L'État belge est dans une situation "malsaine" avec BNP Paribas

Thierry Afschrift estime que que l'État belge ne devrait pas être actionnaire et jouer avec l’argent du contribuable.
Thierry Afschrift estime que que l'État belge ne devrait pas être actionnaire et jouer avec l’argent du contribuable. - © ERIC PIERMONT - BELGAIMAGE

En tant qu’actionnaire de BNP Paribas à hauteur de 10 %, l’État belge s’est mis dans une "position risquée de spéculateur". À l’heure où la banque française devrait finalement payer 6,4 milliards d’euros d’amende aux États-Unis, le manque à gagner est important pour le pays, mais il connaissait les risques.

"L’État belge a spéculé et ça n’a pas marché, lance Thierry Afschrift, professeur de droit fiscal à l’ULB. Un dividende n’est jamais acquis. Cela fait partie des risques en tant qu’actionnaire, que l’on soit un Etat ou un particulier."

Achetées 58 euros, les actions de l’État frôlent aujourd’hui les 49 euros. Une baisse accentuée par l’annonce de la sanction infligée par les États-Unis à BNP Paribas : 6,4 milliards d’euros, soit l’amende la plus lourde jamais infligée à une banque étrangère aux USA.

Cette somme correspond à environ 16 mois de bénéfices pour BNP Paribas. Les conséquences pour les actionnaires se font déjà sentir. Une partie de leurs dividendes pourraient être perdues, voire la totalité.

Pas dramatique pour l’État belge

La Belgique qui est le premier actionnaire de BNP Paribas, a touché 192 millions d'euros de dividendes pour l'exercice 2013. Elle pourrait faire une croix dessus cette année.

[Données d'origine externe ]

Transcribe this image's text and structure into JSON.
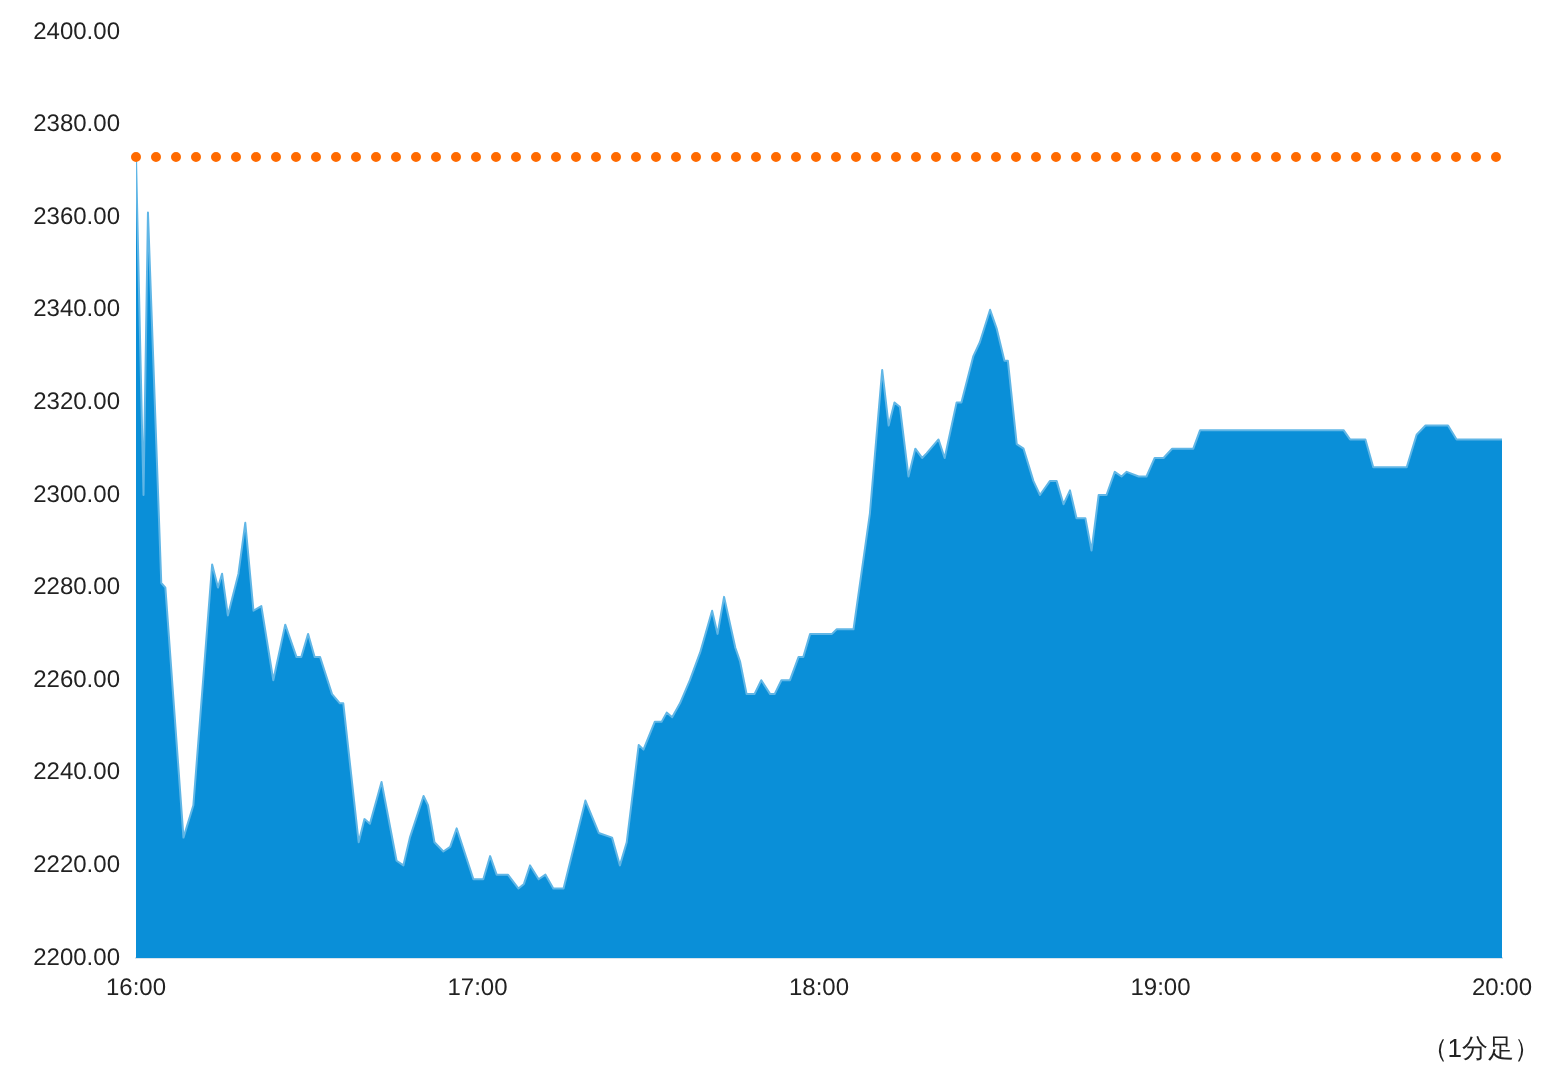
{
  "chart_data": {
    "type": "area",
    "x": [
      16.0,
      16.022,
      16.035,
      16.074,
      16.086,
      16.139,
      16.168,
      16.223,
      16.24,
      16.252,
      16.269,
      16.3,
      16.32,
      16.344,
      16.367,
      16.402,
      16.437,
      16.47,
      16.484,
      16.504,
      16.523,
      16.539,
      16.574,
      16.597,
      16.607,
      16.652,
      16.669,
      16.685,
      16.719,
      16.763,
      16.783,
      16.802,
      16.842,
      16.855,
      16.874,
      16.9,
      16.92,
      16.939,
      16.988,
      17.017,
      17.037,
      17.056,
      17.089,
      17.12,
      17.136,
      17.154,
      17.179,
      17.199,
      17.222,
      17.252,
      17.316,
      17.355,
      17.394,
      17.417,
      17.437,
      17.472,
      17.486,
      17.519,
      17.539,
      17.554,
      17.57,
      17.593,
      17.622,
      17.652,
      17.687,
      17.703,
      17.722,
      17.755,
      17.769,
      17.788,
      17.811,
      17.831,
      17.857,
      17.87,
      17.89,
      17.915,
      17.94,
      17.954,
      17.974,
      18.038,
      18.052,
      18.101,
      18.149,
      18.185,
      18.204,
      18.221,
      18.237,
      18.262,
      18.282,
      18.302,
      18.315,
      18.35,
      18.368,
      18.403,
      18.417,
      18.452,
      18.471,
      18.501,
      18.52,
      18.543,
      18.553,
      18.579,
      18.599,
      18.628,
      18.647,
      18.676,
      18.696,
      18.716,
      18.735,
      18.754,
      18.78,
      18.798,
      18.819,
      18.842,
      18.866,
      18.886,
      18.901,
      18.936,
      18.959,
      18.983,
      19.009,
      19.034,
      19.096,
      19.116,
      19.536,
      19.555,
      19.6,
      19.623,
      19.721,
      19.75,
      19.776,
      19.842,
      19.867,
      20.0
    ],
    "series": [
      {
        "color": "#0a8fd8",
        "values": [
          2373,
          2300,
          2361,
          2281,
          2280,
          2226,
          2233,
          2285,
          2280,
          2283,
          2274,
          2283,
          2294,
          2275,
          2276,
          2260,
          2272,
          2265,
          2265,
          2270,
          2265,
          2265,
          2257,
          2255,
          2255,
          2225,
          2230,
          2229,
          2238,
          2221,
          2220,
          2226,
          2235,
          2233,
          2225,
          2223,
          2224,
          2228,
          2217,
          2217,
          2222,
          2218,
          2218,
          2215,
          2216,
          2220,
          2217,
          2218,
          2215,
          2215,
          2234,
          2227,
          2226,
          2220,
          2225,
          2246,
          2245,
          2251,
          2251,
          2253,
          2252,
          2255,
          2260,
          2266,
          2275,
          2270,
          2278,
          2267,
          2264,
          2257,
          2257,
          2260,
          2257,
          2257,
          2260,
          2260,
          2265,
          2265,
          2270,
          2270,
          2271,
          2271,
          2296,
          2327,
          2315,
          2320,
          2319,
          2304,
          2310,
          2308,
          2309,
          2312,
          2308,
          2320,
          2320,
          2330,
          2333,
          2340,
          2336,
          2329,
          2329,
          2311,
          2310,
          2303,
          2300,
          2303,
          2303,
          2298,
          2301,
          2295,
          2295,
          2288,
          2300,
          2300,
          2305,
          2304,
          2305,
          2304,
          2304,
          2308,
          2308,
          2310,
          2310,
          2314,
          2314,
          2312,
          2312,
          2306,
          2306,
          2313,
          2315,
          2315,
          2312,
          2312
        ]
      }
    ],
    "xlim": [
      16,
      20
    ],
    "xticks": [
      {
        "value": 16,
        "label": "16:00"
      },
      {
        "value": 17,
        "label": "17:00"
      },
      {
        "value": 18,
        "label": "18:00"
      },
      {
        "value": 19,
        "label": "19:00"
      },
      {
        "value": 20,
        "label": "20:00"
      }
    ],
    "ylim": [
      2200,
      2400
    ],
    "yticks": [
      {
        "value": 2200,
        "label": "2200.00"
      },
      {
        "value": 2220,
        "label": "2220.00"
      },
      {
        "value": 2240,
        "label": "2240.00"
      },
      {
        "value": 2260,
        "label": "2260.00"
      },
      {
        "value": 2280,
        "label": "2280.00"
      },
      {
        "value": 2300,
        "label": "2300.00"
      },
      {
        "value": 2320,
        "label": "2320.00"
      },
      {
        "value": 2340,
        "label": "2340.00"
      },
      {
        "value": 2360,
        "label": "2360.00"
      },
      {
        "value": 2380,
        "label": "2380.00"
      },
      {
        "value": 2400,
        "label": "2400.00"
      }
    ],
    "ref_lines": [
      {
        "axis": "y",
        "value": 2373,
        "color": "#ff6a00",
        "line_style": "dotted"
      }
    ],
    "annotations": [
      "（1分足）"
    ],
    "marker": "none",
    "grid": false,
    "legend": false
  }
}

"Si l’exercice 2014 est en perte pour BNP Paribas, la banque pourrait éventuellement puiser dans ses réserves antérieures, explique toutefois Thierry Afschrift. Mais elle doit cependant conserver un quota minimum de fonds propres, comme toute banque. Il se peut donc que les dividendes soient largement diminués, voire nuls."

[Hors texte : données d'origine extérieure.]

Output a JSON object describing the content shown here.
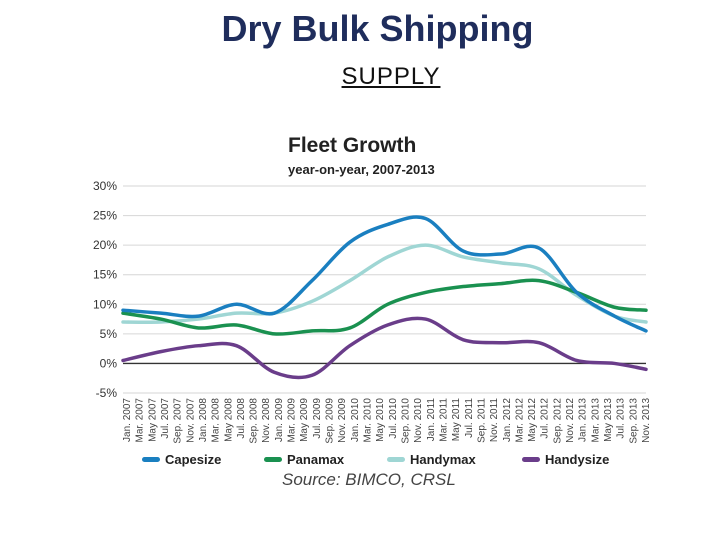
{
  "slide": {
    "title": "Dry Bulk Shipping",
    "subtitle": "SUPPLY"
  },
  "chart_data": {
    "type": "line",
    "title": "Fleet Growth",
    "subtitle": "year-on-year, 2007-2013",
    "source": "Source: BIMCO, CRSL",
    "xlabel": "",
    "ylabel": "",
    "ylim": [
      -5,
      30
    ],
    "yticks": [
      30,
      25,
      20,
      15,
      10,
      5,
      0,
      -5
    ],
    "ytick_labels": [
      "30%",
      "25%",
      "20%",
      "15%",
      "10%",
      "5%",
      "0%",
      "-5%"
    ],
    "x_tick_labels": [
      "Jan. 2007",
      "Mar. 2007",
      "May 2007",
      "Jul. 2007",
      "Sep. 2007",
      "Nov. 2007",
      "Jan. 2008",
      "Mar. 2008",
      "May 2008",
      "Jul. 2008",
      "Sep. 2008",
      "Nov. 2008",
      "Jan. 2009",
      "Mar. 2009",
      "May 2009",
      "Jul. 2009",
      "Sep. 2009",
      "Nov. 2009",
      "Jan. 2010",
      "Mar. 2010",
      "May 2010",
      "Jul. 2010",
      "Sep. 2010",
      "Nov. 2010",
      "Jan. 2011",
      "Mar. 2011",
      "May 2011",
      "Jul. 2011",
      "Sep. 2011",
      "Nov. 2011",
      "Jan. 2012",
      "Mar. 2012",
      "May 2012",
      "Jul. 2012",
      "Sep. 2012",
      "Nov. 2012",
      "Jan. 2013",
      "Mar. 2013",
      "May 2013",
      "Jul. 2013",
      "Sep. 2013",
      "Nov. 2013"
    ],
    "x": [
      0,
      6,
      12,
      18,
      24,
      30,
      36,
      42,
      48,
      54,
      60,
      66,
      72,
      78,
      83
    ],
    "series": [
      {
        "name": "Capesize",
        "color": "#1a7fc0",
        "values": [
          9.0,
          8.5,
          8.0,
          10.0,
          8.5,
          14.0,
          20.5,
          23.5,
          24.5,
          19.0,
          18.5,
          19.5,
          12.0,
          8.0,
          5.5
        ]
      },
      {
        "name": "Panamax",
        "color": "#1a9150",
        "values": [
          8.5,
          7.5,
          6.0,
          6.5,
          5.0,
          5.5,
          6.0,
          10.0,
          12.0,
          13.0,
          13.5,
          14.0,
          12.0,
          9.5,
          9.0
        ]
      },
      {
        "name": "Handymax",
        "color": "#9fd6d4",
        "values": [
          7.0,
          7.0,
          7.5,
          8.5,
          8.5,
          10.5,
          14.0,
          18.0,
          20.0,
          18.0,
          17.0,
          16.0,
          11.5,
          8.0,
          7.0
        ]
      },
      {
        "name": "Handysize",
        "color": "#6a3d8a",
        "values": [
          0.5,
          2.0,
          3.0,
          3.0,
          -1.5,
          -2.0,
          3.0,
          6.5,
          7.5,
          4.0,
          3.5,
          3.5,
          0.5,
          0.0,
          -1.0
        ]
      }
    ]
  }
}
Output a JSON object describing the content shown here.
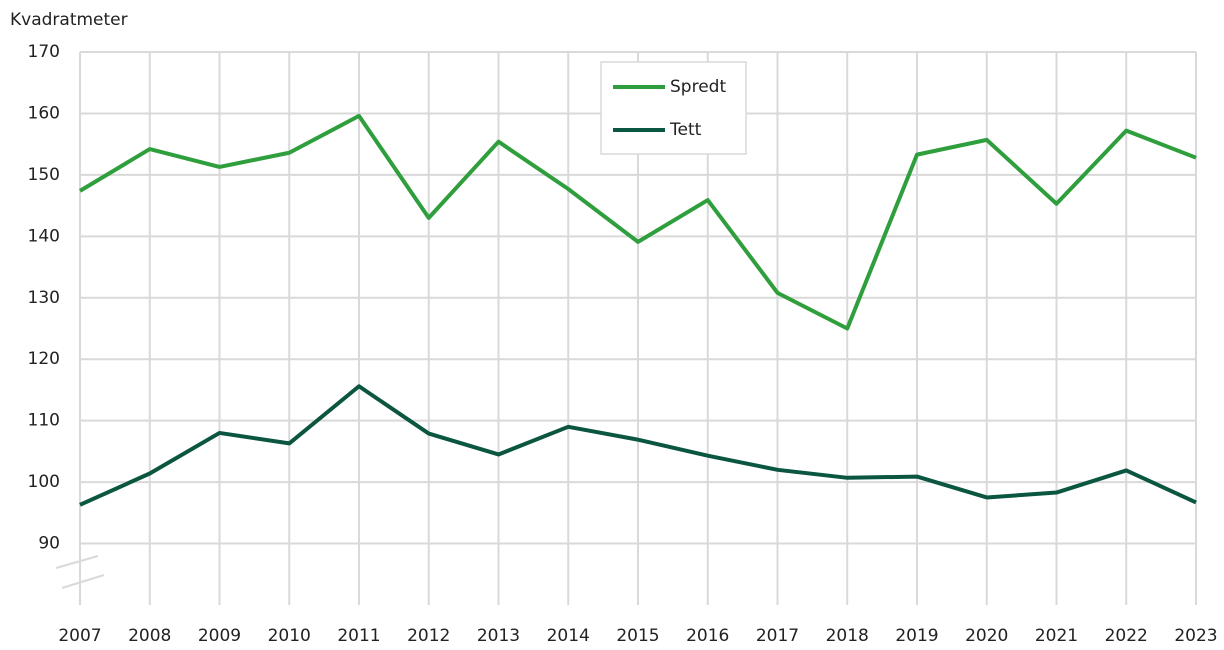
{
  "chart_data": {
    "type": "line",
    "y_label": "Kvadratmeter",
    "x": [
      2007,
      2008,
      2009,
      2010,
      2011,
      2012,
      2013,
      2014,
      2015,
      2016,
      2017,
      2018,
      2019,
      2020,
      2021,
      2022,
      2023
    ],
    "xlim": [
      2007,
      2023
    ],
    "xticks": [
      2007,
      2008,
      2009,
      2010,
      2011,
      2012,
      2013,
      2014,
      2015,
      2016,
      2017,
      2018,
      2019,
      2020,
      2021,
      2022,
      2023
    ],
    "ylim": [
      80,
      170
    ],
    "yticks": [
      90,
      100,
      110,
      120,
      130,
      140,
      150,
      160,
      170
    ],
    "grid": true,
    "legend": "top",
    "series": [
      {
        "name": "Spredt",
        "color": "#2f9e3c",
        "values": [
          147.4,
          154.2,
          151.3,
          153.6,
          159.6,
          143.0,
          155.4,
          147.7,
          139.1,
          145.9,
          130.8,
          125.0,
          153.3,
          155.7,
          145.3,
          157.2,
          152.8
        ]
      },
      {
        "name": "Tett",
        "color": "#0b5640",
        "values": [
          96.3,
          101.4,
          108.0,
          106.3,
          115.6,
          107.9,
          104.5,
          109.0,
          106.9,
          104.3,
          102.0,
          100.7,
          100.9,
          97.5,
          98.3,
          101.9,
          96.7
        ]
      }
    ]
  }
}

"Ce ne serait pas dramatique pour l’État belge. Les communes ont connu pire lorsqu’elles étaient actionnaires de Dexia. Les pertes avaient été totales pour les communes (elles étaient estimées entre 32 et 45 millions d’euros, alors que l’investissement avait été de l’ordre de 250 millions d’euros, ndlr)."

Autre piste évoquée : BNP Paribas pourrait, en dernier recours, avoir recours à une augmentation de son capital, et donc à une participation revue à la baisse pour l’État belge.

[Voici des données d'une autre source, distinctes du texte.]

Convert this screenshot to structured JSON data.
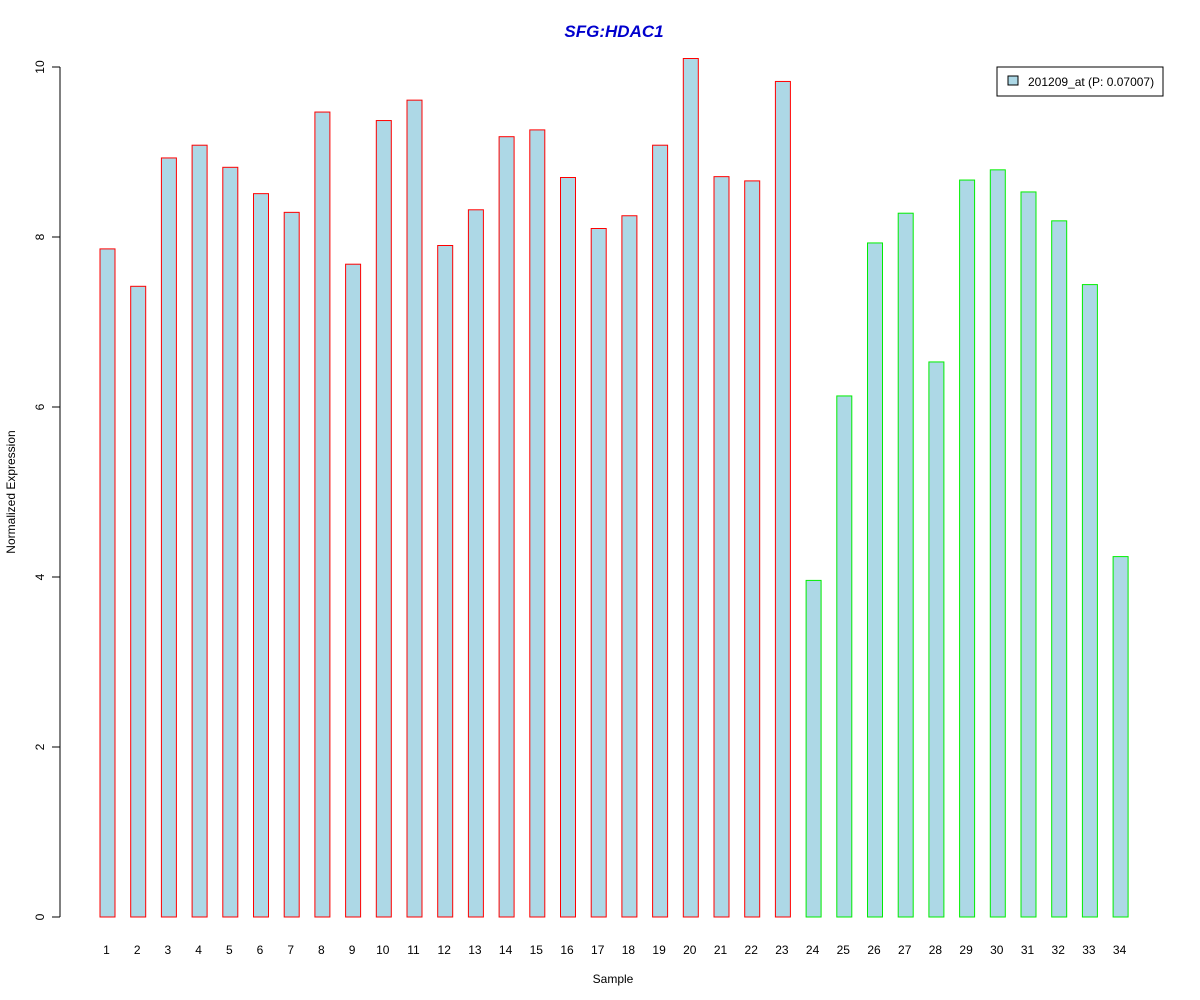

"Si la banque augmente son capital, les actionnaires actuels auraient la priorité pour acquérir les nouveaux titres, commente l’avocat fiscaliste. Mais l’État belge passera son tour, car cela demande un important investissement supplémentaire et une grande prise de risques. À ce moment-là, la Belgique verrait simplement une dilution de sa participation."

Quelles solutions ?

Le futur gouvernement devra trouver 14 milliards d’euros d’économie d’ici 2017 selon la Banque Nationale. Alors face à cette tuile, que peut faire l’État belge pour sauver quelques meubles ?

À peu près rien… "Soit l’État continue de prendre ce risque en bourse, en espérant voir le cours de ses actions BNP Paribas remonter, soit il vend, en acceptant la perte que cela entraîne."

"Une situation malsaine"

"Il faudra prendre une décision, mais le problème est ailleurs. Il est conseillé à toute personne qui investit en bourse de ne pas mettre ses œufs dans le même panier. Or, l’État – pas un particulier, mais bien l’État belge – ne suit pas ce conseil élémentaire : il possède uniquement des actions BNP Paribas et ses risques ne sont donc pas répartis. C’est surréaliste."

Mais c’est le statut même d’actionnaire de la Belgique qui pose problème pour Thierry Afschrift : "C’est évidemment un vestige de l’affaire Fortis et l’État n’a pas tellement eu le choix, mais rester actionnaire dans cette situation est malsain. Et j’aurais dit pareil il y a un an ou deux."

"L’État n’a pas la majorité dans l’actionnariat et n’a donc aucun contrôle sur les décisions prises par la banque. Les risques sont donc importants et la Belgique reste dans une situation de spéculation. Et j’estime qu’elle ne doit pas jouer avec l’argent du contribuable."